The choice of CEI Margarida was a strategic one, as it is located next to a Municipal School of Early Childhood Education and an Elementary School. “We thought about how the pilot project could continue to catalyze other transformations in the area,” explains Paulina. “If we could bring about some transformation in Margarida, we could also transform the schools next door, so that the students could have and share this contact with nature throughout their academic careers. And it was really cool, because at the end of the project the director of the Elementary School Gonzaguinha approached us with the intent of starting to reproduce the work at that institution. So local transformations really were catalyzed.”

 

WWF-Brazil has been increasingly trying to change the curve of environmental degradation, says Ana Carolina. “We usually work less in urban areas, but we understand that we need to intervene everywhere. We believe that the agenda related to food waste, food security, and food sovereignty is a great way to approach socio-environmental issues in cities. São Paulo is a hub, with almost 10% of the Brazilian population, and it has a whole dynamic logistics system for bringing in food. Therefore, we need to think of ways of producing our own food, considering social and environmental inequality and the possibility of food diversification. A vegetable garden is a small thing to solve a structural problem like this; but at the same time, it is symbolic to start this movement at a school, creating an environment that is favorable to environmental and food education.”

 

According to Ana Carolina, school gardens can contribute to the habit of eating a variety of foods and choosing organic foods. “People understand that they can also produce food in their backyard, in a pot, for example. We had already had experiments with gardens in other places, but Heliópolis was the first one in a major capital. Now, we have an experiment that we identify as replicable and that will bear good fruit for other CEIs where it can be implemented.”

 

The ability to enhance changes in the lives of the population is due to the variety of partners who collaborated on the urban garden project.
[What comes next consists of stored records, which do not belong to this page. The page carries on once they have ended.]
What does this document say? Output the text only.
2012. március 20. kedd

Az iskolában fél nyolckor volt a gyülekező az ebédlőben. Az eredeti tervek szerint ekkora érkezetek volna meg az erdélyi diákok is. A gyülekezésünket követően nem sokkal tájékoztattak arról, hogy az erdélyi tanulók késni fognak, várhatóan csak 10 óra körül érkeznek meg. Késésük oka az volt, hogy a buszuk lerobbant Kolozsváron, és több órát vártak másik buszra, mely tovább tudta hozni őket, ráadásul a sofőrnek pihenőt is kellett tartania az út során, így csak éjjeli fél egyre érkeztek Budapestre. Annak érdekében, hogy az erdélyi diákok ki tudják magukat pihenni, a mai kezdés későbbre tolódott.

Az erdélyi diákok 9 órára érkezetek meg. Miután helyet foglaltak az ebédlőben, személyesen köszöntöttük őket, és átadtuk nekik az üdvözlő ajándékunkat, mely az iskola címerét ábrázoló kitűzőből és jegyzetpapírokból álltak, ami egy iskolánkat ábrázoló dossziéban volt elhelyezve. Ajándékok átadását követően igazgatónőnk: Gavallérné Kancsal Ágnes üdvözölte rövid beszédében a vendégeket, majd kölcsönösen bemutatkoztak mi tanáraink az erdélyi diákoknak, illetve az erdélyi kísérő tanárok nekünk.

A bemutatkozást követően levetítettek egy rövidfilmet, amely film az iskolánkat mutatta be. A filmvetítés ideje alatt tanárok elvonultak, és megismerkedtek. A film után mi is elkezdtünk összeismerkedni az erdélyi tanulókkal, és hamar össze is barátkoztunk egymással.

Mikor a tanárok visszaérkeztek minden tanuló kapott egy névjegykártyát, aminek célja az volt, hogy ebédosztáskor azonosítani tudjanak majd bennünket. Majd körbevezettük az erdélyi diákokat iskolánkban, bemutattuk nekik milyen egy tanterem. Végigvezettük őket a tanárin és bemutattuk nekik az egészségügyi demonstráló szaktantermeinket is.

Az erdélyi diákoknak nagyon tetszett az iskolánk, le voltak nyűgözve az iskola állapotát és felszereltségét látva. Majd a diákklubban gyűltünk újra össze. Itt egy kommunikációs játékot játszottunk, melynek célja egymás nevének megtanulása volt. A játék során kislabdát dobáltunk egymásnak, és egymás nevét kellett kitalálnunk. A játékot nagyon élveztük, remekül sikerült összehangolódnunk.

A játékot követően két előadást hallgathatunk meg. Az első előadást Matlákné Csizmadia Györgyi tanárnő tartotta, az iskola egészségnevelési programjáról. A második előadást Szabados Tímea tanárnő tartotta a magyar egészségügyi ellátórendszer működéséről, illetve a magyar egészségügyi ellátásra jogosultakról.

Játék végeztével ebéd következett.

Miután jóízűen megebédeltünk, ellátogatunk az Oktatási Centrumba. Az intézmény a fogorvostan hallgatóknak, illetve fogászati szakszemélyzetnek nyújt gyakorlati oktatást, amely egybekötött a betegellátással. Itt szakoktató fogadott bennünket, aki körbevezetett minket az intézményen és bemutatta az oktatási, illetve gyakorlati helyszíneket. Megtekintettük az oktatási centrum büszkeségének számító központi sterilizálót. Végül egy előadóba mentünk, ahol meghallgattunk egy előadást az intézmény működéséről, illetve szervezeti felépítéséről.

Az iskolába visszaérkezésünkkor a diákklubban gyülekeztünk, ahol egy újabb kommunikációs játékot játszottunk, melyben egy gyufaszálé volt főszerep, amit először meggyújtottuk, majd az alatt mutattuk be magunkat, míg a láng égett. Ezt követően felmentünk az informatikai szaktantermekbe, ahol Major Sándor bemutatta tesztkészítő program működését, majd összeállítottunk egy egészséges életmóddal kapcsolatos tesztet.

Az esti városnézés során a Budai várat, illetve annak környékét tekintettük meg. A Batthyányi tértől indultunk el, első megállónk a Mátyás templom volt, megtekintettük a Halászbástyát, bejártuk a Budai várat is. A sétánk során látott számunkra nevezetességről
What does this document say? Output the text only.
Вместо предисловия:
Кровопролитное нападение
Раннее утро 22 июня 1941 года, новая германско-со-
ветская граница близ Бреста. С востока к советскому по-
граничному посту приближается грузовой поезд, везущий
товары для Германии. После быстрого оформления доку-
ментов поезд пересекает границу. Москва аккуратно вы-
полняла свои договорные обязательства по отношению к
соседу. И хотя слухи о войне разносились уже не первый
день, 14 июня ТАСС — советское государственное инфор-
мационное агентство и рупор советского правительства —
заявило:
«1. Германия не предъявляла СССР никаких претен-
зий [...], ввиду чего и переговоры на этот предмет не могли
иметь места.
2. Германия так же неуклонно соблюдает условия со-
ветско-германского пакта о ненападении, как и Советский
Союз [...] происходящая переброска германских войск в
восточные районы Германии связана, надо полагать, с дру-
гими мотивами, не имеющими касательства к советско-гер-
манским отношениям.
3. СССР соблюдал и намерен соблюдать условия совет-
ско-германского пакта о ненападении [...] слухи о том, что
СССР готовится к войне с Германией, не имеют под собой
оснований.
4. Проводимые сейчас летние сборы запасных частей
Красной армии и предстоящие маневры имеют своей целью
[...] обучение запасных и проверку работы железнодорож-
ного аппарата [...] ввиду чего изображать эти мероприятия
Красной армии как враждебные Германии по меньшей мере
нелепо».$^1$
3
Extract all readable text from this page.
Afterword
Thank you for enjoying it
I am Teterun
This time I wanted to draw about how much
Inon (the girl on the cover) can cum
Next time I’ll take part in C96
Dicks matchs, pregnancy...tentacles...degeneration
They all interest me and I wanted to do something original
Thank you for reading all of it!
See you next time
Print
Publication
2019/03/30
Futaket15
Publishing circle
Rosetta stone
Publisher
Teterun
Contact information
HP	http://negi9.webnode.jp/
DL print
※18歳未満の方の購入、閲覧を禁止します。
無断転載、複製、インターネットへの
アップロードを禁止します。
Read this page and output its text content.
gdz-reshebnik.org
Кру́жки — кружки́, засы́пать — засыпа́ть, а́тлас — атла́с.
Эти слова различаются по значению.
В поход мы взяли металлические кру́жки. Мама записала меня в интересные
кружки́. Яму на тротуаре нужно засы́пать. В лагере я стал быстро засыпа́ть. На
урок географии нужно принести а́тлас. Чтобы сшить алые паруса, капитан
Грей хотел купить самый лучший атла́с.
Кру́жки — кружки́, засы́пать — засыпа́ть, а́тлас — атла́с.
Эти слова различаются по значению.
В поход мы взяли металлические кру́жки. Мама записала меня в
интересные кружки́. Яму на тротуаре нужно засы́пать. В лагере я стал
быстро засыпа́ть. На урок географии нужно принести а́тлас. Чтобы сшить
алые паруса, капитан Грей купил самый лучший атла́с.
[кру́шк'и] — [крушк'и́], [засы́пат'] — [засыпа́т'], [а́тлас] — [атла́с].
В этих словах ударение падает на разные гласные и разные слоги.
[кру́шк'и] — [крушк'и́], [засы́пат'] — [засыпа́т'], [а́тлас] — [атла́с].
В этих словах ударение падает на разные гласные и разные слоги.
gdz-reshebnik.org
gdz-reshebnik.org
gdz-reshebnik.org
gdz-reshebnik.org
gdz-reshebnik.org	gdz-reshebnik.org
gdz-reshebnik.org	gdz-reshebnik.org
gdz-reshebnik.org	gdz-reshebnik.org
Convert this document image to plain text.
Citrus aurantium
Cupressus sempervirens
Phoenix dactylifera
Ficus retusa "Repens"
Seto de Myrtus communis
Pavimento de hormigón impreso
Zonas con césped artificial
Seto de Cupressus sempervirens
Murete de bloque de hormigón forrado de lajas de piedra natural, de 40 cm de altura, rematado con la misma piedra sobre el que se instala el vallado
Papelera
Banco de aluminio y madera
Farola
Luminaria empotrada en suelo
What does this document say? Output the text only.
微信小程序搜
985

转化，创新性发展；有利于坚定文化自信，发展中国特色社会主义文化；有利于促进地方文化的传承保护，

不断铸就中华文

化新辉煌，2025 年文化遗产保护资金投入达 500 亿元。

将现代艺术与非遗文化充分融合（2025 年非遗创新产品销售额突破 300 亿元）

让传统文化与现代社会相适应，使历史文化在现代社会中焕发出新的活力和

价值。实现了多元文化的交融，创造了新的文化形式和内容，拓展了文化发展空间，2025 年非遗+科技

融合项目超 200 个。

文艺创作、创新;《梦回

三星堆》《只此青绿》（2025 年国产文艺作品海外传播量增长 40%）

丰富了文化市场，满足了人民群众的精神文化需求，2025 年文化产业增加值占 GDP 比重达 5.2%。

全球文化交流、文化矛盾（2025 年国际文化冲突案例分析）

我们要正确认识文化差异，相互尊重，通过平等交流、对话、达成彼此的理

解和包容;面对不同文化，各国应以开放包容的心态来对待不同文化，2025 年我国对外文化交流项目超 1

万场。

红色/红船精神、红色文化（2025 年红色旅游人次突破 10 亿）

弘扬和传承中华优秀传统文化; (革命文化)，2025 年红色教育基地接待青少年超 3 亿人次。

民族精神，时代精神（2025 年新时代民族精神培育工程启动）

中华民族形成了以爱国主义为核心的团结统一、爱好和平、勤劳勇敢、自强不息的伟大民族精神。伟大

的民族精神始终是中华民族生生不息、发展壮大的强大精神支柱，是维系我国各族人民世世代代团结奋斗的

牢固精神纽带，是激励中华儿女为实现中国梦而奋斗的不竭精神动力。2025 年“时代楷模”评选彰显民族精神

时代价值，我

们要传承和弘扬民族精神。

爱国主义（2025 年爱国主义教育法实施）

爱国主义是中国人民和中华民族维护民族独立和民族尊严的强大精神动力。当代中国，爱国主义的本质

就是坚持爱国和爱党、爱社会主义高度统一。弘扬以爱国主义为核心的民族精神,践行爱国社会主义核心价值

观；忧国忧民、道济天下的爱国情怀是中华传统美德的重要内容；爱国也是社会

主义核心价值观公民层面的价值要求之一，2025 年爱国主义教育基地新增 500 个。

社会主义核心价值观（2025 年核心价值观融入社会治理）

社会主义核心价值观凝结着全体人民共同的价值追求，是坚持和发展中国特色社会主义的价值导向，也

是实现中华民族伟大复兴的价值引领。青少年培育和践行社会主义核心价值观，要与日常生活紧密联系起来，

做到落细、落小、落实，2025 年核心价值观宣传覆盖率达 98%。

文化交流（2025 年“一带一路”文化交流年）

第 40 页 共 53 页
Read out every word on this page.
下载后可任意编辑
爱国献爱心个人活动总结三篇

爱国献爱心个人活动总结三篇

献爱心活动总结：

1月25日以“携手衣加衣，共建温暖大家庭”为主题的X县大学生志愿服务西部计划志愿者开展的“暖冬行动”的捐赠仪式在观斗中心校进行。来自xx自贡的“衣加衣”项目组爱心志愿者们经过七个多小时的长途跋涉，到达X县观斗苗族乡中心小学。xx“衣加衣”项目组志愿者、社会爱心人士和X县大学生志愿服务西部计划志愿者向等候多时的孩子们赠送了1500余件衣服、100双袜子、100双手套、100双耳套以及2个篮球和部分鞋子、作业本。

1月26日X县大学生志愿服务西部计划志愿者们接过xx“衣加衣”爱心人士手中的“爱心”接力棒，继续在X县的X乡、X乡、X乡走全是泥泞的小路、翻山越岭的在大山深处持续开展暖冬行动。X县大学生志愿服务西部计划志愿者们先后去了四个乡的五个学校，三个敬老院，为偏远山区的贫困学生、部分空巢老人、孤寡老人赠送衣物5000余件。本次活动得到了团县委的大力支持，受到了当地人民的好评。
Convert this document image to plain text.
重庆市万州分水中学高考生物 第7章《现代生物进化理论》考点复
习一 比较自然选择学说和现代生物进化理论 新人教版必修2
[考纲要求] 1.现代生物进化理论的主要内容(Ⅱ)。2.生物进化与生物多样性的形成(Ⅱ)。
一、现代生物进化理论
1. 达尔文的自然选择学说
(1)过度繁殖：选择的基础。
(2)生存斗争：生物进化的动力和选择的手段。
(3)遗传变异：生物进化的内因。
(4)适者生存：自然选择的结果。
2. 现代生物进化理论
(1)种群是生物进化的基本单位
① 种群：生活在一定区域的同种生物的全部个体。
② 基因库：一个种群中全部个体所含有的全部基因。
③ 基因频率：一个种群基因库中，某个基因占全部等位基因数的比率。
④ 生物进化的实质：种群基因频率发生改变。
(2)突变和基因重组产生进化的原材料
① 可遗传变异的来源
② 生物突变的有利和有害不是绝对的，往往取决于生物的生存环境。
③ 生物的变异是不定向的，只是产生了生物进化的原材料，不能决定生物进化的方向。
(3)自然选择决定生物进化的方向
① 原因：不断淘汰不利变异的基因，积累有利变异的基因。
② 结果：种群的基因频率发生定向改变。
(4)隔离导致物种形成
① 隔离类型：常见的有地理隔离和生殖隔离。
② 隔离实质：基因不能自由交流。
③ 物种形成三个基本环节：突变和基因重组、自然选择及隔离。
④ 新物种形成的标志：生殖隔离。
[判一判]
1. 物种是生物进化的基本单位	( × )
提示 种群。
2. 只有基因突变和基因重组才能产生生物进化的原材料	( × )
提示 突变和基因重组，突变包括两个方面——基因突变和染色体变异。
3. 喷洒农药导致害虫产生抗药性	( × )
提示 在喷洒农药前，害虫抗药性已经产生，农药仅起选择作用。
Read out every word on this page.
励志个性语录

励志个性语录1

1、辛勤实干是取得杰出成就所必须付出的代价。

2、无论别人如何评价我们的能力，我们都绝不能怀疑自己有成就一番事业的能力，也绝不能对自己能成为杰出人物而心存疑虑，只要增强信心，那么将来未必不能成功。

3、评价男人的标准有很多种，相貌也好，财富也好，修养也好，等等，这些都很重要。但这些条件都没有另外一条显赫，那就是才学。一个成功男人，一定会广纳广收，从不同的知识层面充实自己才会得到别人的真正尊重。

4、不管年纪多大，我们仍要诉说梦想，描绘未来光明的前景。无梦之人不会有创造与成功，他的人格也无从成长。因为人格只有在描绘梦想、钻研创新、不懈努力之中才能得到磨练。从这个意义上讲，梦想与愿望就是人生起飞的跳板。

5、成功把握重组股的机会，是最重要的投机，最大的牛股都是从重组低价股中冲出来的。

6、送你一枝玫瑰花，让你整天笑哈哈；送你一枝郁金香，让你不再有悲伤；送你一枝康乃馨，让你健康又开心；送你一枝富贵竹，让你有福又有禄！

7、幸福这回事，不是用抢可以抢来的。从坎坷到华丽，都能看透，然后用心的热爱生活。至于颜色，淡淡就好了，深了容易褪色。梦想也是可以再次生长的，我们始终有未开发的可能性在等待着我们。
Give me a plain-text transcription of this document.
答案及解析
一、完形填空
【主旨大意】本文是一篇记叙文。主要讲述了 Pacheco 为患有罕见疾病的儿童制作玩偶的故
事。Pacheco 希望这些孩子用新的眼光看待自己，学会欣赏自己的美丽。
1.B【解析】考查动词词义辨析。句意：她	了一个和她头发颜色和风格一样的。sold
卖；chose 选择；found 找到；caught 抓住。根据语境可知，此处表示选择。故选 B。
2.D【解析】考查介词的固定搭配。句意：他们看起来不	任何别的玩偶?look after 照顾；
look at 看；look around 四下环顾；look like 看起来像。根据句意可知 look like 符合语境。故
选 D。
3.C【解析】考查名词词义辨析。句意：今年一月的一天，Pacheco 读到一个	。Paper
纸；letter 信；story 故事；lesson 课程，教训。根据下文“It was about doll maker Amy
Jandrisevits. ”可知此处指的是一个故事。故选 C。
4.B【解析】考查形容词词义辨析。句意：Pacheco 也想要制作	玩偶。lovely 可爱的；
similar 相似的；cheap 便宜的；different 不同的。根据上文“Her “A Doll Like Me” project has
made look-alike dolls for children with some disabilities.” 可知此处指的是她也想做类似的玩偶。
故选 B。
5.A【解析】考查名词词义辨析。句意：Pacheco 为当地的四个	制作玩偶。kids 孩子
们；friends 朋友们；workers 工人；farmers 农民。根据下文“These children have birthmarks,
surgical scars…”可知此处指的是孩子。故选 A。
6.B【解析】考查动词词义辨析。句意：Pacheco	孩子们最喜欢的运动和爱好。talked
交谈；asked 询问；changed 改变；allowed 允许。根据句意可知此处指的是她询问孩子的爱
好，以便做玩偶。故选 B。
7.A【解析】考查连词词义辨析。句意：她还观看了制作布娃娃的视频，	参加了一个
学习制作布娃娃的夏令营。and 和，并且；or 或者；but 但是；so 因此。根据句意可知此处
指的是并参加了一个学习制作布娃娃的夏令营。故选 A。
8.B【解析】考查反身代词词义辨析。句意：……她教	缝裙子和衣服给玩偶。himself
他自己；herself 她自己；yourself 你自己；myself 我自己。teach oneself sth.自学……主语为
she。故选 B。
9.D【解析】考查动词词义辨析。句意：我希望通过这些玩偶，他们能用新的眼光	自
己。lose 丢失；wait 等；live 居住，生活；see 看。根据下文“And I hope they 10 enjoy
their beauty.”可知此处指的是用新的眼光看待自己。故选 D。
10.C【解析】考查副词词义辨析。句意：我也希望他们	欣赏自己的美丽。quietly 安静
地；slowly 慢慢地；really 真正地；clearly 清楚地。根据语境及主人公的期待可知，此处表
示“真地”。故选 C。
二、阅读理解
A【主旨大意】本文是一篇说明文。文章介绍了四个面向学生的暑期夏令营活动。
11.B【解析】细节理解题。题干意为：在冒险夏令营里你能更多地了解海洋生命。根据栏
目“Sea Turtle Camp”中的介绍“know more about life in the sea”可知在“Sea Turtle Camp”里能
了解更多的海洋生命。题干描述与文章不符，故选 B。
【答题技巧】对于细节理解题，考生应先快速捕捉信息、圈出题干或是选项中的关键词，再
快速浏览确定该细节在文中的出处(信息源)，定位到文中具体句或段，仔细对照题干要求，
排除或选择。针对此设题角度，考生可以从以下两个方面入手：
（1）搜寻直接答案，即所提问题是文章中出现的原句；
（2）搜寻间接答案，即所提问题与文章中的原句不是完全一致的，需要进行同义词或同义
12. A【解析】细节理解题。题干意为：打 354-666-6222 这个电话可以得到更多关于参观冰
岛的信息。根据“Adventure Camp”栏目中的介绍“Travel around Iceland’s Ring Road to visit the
In addition to people from academia and the local region, as previously highlighted, the initiative had the participation of members of non-governmental organizations, civil society, local government, and public institutions, which expanded the pillar of multiplicity of agents involved. “This combination of identifying the strengths of each stakeholder and working together is powerful, because in vulnerable territories, funds are always a necessity,” Paulina points out. “Identifying existing government programs that we can build on to catalyze local transformation is an efficient strategy, but not always an obvious one.”

 

The continuity of the agendas opened by the project “Promotion of food security, sovereignty, and sustainability in urban communities” — which had resources for only one year — will be guaranteed for some time to come by the financing from the Behner Stiefel Center for Brazilian Studies at San Diego State University, in the United States, obtained through a public notice, for the project Environmental Education from 3 to 30. According to Paulina, the experiment at CEI Margarida can now be scaled up to other educational facilities in Heliópolis — and has already opened up doors for future collaborations among all partners.